Dados do Fraud and Abuse Report 2025 da empresa indicam que essa mudança já está acontecendo. Em apenas um ano, a atividade de bots alimentados por Inteligência Artificial cresceu 300% globalmente, mostrando uma mudança profunda na dinâmica do tráfego digital, no perfil das ameaças e em como a internet é consumida e explorada.

 

Bobby Blumofe, EVP & Chief Technology Officer da Akamai, compartilha previsões sobre o impacto da inteligência artificial em 2026:

 

Agentes de IA devem redefinir a experiência de uso da internet

A adoção de agentes de inteligência artificial tende a alterar a forma tradicional de navegação. Em vez de acessar páginas, links e formulários, usuários passarão a interagir com sistemas capazes de antecipar necessidades e executar tarefas de forma autônoma, como buscar informações, comparar serviços ou realizar transações. Esse modelo não será o fim da web, mas uma reconfiguração de sua arquitetura, com impactos diretos sobre como conteúdos são descobertos, distribuídos e protegidos.

 

O modelo tradicional de busca perde centralidade

Ferramentas baseadas em IA passam a ser usadas como ponto de partida para acessar informações na internet, reduzindo a centralidade do modelo de pesquisa e navegação por cliques. Esse novo modelo diminui a previsibilidade do tráfego e altera a relação entre usuários, marcas e plataformas digitais. Para empresas, a mudança exige a revisão de estratégias de presença online.

 

IA corporativa entra em fase de correção após um ciclo de “workslop”

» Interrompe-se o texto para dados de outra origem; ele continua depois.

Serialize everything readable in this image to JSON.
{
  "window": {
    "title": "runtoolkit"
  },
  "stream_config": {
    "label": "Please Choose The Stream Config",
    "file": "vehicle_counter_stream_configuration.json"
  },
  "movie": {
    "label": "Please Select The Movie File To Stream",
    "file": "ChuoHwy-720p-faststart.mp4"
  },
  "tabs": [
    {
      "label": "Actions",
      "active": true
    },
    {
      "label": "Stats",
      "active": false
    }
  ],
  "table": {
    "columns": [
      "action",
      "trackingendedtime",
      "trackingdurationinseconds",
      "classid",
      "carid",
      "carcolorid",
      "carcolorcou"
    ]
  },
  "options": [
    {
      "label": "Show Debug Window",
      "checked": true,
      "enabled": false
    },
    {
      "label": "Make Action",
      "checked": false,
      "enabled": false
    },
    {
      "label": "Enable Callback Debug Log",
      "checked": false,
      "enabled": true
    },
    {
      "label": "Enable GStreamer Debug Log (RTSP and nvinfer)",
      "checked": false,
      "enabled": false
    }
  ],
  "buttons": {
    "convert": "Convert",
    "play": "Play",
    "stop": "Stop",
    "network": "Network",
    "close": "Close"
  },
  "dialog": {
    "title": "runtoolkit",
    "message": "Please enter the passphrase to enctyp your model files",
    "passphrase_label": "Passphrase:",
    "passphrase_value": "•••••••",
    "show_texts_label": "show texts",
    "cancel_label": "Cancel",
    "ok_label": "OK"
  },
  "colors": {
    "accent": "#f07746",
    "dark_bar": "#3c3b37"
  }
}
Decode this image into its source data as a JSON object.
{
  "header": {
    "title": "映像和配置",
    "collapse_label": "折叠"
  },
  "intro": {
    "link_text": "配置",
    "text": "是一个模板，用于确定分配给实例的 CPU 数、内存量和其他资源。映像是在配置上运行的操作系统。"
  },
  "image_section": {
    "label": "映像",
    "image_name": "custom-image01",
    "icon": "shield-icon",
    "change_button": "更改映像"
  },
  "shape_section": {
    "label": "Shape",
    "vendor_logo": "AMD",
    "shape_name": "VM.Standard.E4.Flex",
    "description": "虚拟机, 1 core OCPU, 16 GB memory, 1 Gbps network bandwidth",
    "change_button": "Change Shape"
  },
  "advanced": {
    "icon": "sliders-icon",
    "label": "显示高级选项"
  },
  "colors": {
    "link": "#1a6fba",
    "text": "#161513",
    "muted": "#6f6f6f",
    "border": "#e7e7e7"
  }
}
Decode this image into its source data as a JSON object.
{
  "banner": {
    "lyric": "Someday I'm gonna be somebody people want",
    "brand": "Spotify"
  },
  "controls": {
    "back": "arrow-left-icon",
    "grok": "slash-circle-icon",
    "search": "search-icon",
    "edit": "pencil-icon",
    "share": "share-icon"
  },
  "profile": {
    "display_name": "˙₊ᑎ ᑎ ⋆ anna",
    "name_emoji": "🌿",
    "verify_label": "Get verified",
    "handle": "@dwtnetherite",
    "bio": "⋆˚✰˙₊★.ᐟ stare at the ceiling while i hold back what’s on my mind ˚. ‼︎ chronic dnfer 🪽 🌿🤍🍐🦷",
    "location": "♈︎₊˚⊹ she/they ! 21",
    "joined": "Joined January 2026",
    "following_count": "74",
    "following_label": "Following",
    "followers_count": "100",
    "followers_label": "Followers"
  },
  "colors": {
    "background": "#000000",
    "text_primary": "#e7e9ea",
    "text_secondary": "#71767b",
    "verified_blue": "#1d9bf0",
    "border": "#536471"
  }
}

Falou-se muito sobre IA corporativa em 2025, mas os resultados ficaram abaixo do esperado e grande parte do que foi produzido acabou sendo conteúdo de pouco ou nenhum valor, o chamado workslop. Em 2026, as empresas tendem a avançar para modelos de linguagem especializados e aplicações de IA integradas a ferramentas específicas por setor, focadas na resolução de problemas reais de negócio.

 

Deepfakes em tempo real ampliam riscos 

O avanço de tecnologias de clonagem de voz, geração de imagens e sincronização de vídeo deve viabilizar o uso de deepfakes em tempo real e de forma cada vez mais convincente. Em ano de eleições presidenciais no Brasil, esse tipo de recurso tende a intensificar riscos associados à desinformação em transmissões, entrevistas, pronunciamentos públicos, debates e reuniões virtuais.

 

Cibercriminosos passam a mirar empresas com uso intensivo de IA

O uso de inteligência artificial por grupos criminosos também deve se intensificar no ambiente corporativo. Grande parte da automação já está associada a fraudes, testes de credenciais roubadas, manipulação de preços e criação de identidades falsas. O motivo disso é simples: o retorno financeiro obtido com usuários é limitado, enquanto empresas de grande porte oferecem alvos muito mais lucrativos.

 

Infraestrutura digital enfrenta mais pressão

O crescimento do tráfego automatizado, somado à demanda de aplicações baseadas em IA, impõe uma pressão sobre a infraestrutura digital. Cabos submarinos, data centers, plataformas de nuvem e sistemas de interconexão concentram volumes cada vez maiores de dados e operações críticas. O acúmulo dessas cargas eleva o risco de interrupções com impactos econômicos relevantes, afetando setores como serviços financeiros, comércio eletrônico, comunicações e serviços públicos.

 

Para 2026, o principal desafio será conciliar o avanço da inteligência artificial com estratégias mais robustas de segurança, governança e resiliência da infraestrutura. A automação já opera em escala industrial, exigindo das organizações uma abordagem mais sofisticada para distinguir atividades legítimas de comportamentos maliciosos.